The document was released for review and comments two years ago today. If the project is approved, it will rank among the greatest losses to America’s wild horses.
The Proposed Action, Alternative D in the EIS, will effect these changes:
- The Rock Springs Field Office portion of the Adobe Town HMA will become an HA and be managed for zero wild horses. In the Rawlins Field Office portion, all checkerboard land and the area north of the existing Corson Springs southern allotment boundary will become an HA and be managed for zero wild horses. The remainder of the HMA will be managed for an AML of 259 – 536.

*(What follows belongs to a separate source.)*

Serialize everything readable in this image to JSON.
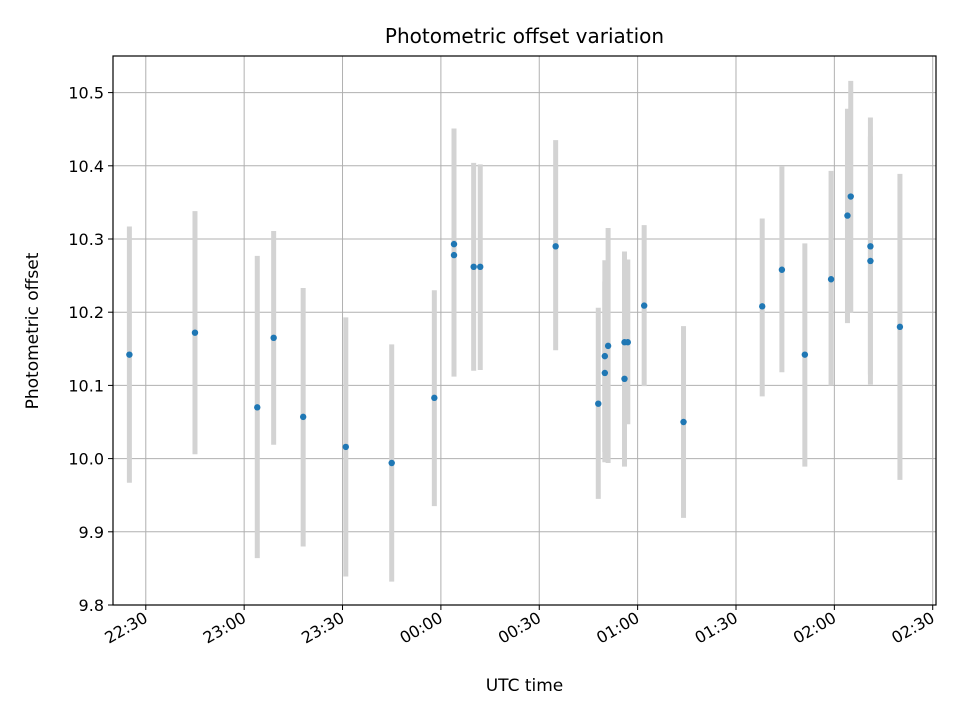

- The Divide Basin HMA will become an HA and be managed for zero wild horses
- The Salt Wells Creek HMA will become an HA and be managed for zero wild horses
- The White Mountain HMA will become an HA and be managed for zero wild horses
Resources assigned to the horses may be shifted to wildlife or livestock. (If wildlife could consume that much forage, the ranchers would be screaming for their removal.)
Grazing allotments in the Rock Springs Field Office are shown in this map. Table 3-2 in the EIS shows the allotments that overlap the HMAs.
The allotment master report for the RSFO has 80 listings, including 34 allotments in the Improve category, 17 in the Maintain category and 29 in the Custodial category.
The Rock Springs allotment, in the Maintain category, intersects three of the HMAs.
The largest permit holder, from an AUM viewpoint, is the Rock Springs Grazing Association, instigator of the project. Refer to the executive summary for details.
The terms of the RSGA consent decree and Alternative D in the EIS are not identical.
With 2.6% of the authorized forage assigned to wild horses, the Little Colorado HMA, included in the recent roundup but not in the RMP scope, has, in effect, already been zeroed out.